Мисс Дартл играла в трик-трак с такой же страстностью, с какой относилась ко всему на свете. Если бы я увидел ее впервые за игральной доской, я мог бы вообразить, что фигура ее иссохла, а глаза стали огромными именно благодаря этой игре. Но я не ошибусь, если скажу, что она не пропустила ни словечка из нашей беседы и подметила каждый мой взгляд, когда я с огромным удовольствием выслушал речь миссис Стирфорт и, польщенный ее доверием, почувствовал себя более взрослым, чем в тот час, когда покинул Кентербери.
Время было уже позднее, и, когда принесли поднос с графинами и рюмками, Стирфорт, сидя у камина, обещал серьезно подумать о том, чтобы поехать со мной. Но, по его словам, спешить было некуда. Можно отправиться и через неделю; и его мать гостеприимно поддержала это предложение. Болтая со мной, он несколько раз назвал меня Маргариткой, что побудило мисс Дартл снова вмешаться в разговор.
– Ах, это и в самом деле ваше прозвище, мистер Копперфилд? – спросила она. – А почему он вас так прозвал? Может быть, потому, что, по его мнению, вы… Э… молоды и наивны? Я ничего не смыслю в таких вещах.

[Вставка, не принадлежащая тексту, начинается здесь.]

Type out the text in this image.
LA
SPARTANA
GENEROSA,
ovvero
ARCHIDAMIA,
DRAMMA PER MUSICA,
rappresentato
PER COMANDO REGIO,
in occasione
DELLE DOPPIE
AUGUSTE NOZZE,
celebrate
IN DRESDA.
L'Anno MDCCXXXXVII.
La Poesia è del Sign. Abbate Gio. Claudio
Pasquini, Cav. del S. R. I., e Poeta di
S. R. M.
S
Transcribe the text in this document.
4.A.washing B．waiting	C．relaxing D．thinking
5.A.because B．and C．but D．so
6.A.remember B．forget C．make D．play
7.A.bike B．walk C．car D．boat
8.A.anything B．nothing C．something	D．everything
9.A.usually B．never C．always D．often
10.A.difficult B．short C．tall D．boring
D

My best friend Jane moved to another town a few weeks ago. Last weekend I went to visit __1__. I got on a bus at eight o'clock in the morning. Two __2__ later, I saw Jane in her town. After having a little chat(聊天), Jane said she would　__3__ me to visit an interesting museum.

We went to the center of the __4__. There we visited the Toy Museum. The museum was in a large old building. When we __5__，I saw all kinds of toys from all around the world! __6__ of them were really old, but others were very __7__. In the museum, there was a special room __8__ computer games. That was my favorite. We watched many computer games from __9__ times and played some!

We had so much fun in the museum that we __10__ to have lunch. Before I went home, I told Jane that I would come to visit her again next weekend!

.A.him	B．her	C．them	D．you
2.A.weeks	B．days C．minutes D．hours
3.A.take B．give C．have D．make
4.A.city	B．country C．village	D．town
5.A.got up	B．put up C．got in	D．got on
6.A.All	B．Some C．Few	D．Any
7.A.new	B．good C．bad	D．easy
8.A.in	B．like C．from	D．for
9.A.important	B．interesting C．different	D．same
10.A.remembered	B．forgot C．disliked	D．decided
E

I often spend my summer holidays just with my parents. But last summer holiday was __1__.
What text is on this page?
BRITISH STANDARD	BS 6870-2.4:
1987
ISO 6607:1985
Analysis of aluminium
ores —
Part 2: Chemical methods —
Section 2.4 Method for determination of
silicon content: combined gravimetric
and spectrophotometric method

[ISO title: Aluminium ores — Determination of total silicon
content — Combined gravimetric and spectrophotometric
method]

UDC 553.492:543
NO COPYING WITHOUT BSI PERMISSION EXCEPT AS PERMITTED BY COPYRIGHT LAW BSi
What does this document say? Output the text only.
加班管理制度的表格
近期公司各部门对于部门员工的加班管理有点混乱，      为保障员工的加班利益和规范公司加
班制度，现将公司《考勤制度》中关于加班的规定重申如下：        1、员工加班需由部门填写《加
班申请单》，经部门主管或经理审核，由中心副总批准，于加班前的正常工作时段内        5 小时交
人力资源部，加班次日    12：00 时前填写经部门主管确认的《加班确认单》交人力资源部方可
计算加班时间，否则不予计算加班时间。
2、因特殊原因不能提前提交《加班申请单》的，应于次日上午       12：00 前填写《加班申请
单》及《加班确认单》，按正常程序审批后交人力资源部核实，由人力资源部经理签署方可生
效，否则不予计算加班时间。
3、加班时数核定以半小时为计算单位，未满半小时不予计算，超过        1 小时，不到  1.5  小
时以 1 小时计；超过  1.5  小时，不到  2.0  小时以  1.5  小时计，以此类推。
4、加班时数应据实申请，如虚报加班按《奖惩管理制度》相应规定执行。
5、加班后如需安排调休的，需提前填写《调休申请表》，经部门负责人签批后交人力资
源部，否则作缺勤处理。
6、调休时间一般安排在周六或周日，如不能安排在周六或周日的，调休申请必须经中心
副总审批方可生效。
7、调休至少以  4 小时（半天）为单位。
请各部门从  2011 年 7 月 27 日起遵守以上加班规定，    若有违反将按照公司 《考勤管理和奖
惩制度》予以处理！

Покраснев, я ответил, что, вероятно, причина такова.
– Ах, как я рада, что это узнала! – воскликнула мисс Дартл. – Я просила объяснений и радуюсь, что их получила. Он считает вас молодым и наивным… И вы его друг? Чудесно!
Вскоре после этого она пошла спать, удалилась и миссис Стирфорт. Мы со Стирфортом посидели еще с полчаса у камина, вспоминая Трэдлса и других школьников Сэлем-Хауса, а затем вместе отправились наверх. Комната Стирфорта была смежной с моею, и я заглянул туда. Она была очень комфортабельна – всюду мягкие кресла, скамеечки для ног, подушки, вышитые рукою его матери, не забыта ни одна вещь, которая могла бы украсить комнату. А с портрета на стене смотрело на своего любимца красивое лицо матери, словно ей доставляла какое-то удовлетворение мысль, что, хотя бы с портрета, она может следить за ним, когда он спит.
В моей спальне уже ярко разгорелся огонь в камине, полог у кровати и гардины на окнах были задернуты, придавая комнате очень уютный вид. Я опустился в большое кресло у камина, размышляя о счастливой своей судьбе, и довольно долго услаждал себя этими мыслями, как вдруг увидел над каминной доской портрет мисс Дартл, устремившей на меня горящий взгляд.
Сходство было удивительное, а потому и взгляд был удивительный. Художник не изобразил шрама, но его дописал я, и он то появлялся, то исчезал: по временам; он выделялся только на верхней губе, как это было за обедом, а иногда растягивался во всю длину раны, нанесенной молотком, – таким я видел этот шрам, когда она приходила в страстное возбуждение.
Мне было досадно, зачем поместили ее в моей комнате, а не где-нибудь в другом месте. Чтобы от нее избавиться, я поскорей разделся, погасил свечу и лег в постель. Но и засыпая, я не мог забыть, что она здесь и смотрит на меня вопросительно: «Это и в самом деле так? Мне хотелось бы знать». А когда я проснулся среди ночи, оказалось, что во сне я допытывался у всевозможных людей, в самом ли деле это так или нет, но решительно не знал, что я имел в виду.
Глава XXI
Малютка Эмли
В доме был слуга, всегда сопровождавший, как я узнал, Стирфорта и поступивший к нему на службу, когда тот начал заниматься в университете; он казался образцом респектабельности. Среди лиц, занимающих такое же положение, мне кажется, нельзя было и сыскать более респектабельного человека. Он был молчалив, двигался неслышно, был очень солиден, почтителен, внимателен, всегда находился под рукой, если в нем нуждались, а если не нуждались, никогда не появлялся поблизости. Но его притязания на уважение основаны были главным образом на респектабельности. У него были отнюдь не выразительное лицо, негнущаяся шея, круглая и очень твердая на вид голова; волосы он стриг коротко, и они словно прилипали к вискам: он отличался вкрадчивым голосом и своеобразной манерой произносить звук «с» так отчетливо, что, казалось, этот звук встречался в его речи чаще, чем у всех остальных людей; однако и эта особенность, как и все другие, ему присущие, придавали ему самый респектабельный вид. Если бы нос у него был трубой, то и тогда ему удалось бы сделать эту трубу респектабельной. Казалось, он распространял вокруг атмосферу респектабельности и чувствовал себя в ней уверенно.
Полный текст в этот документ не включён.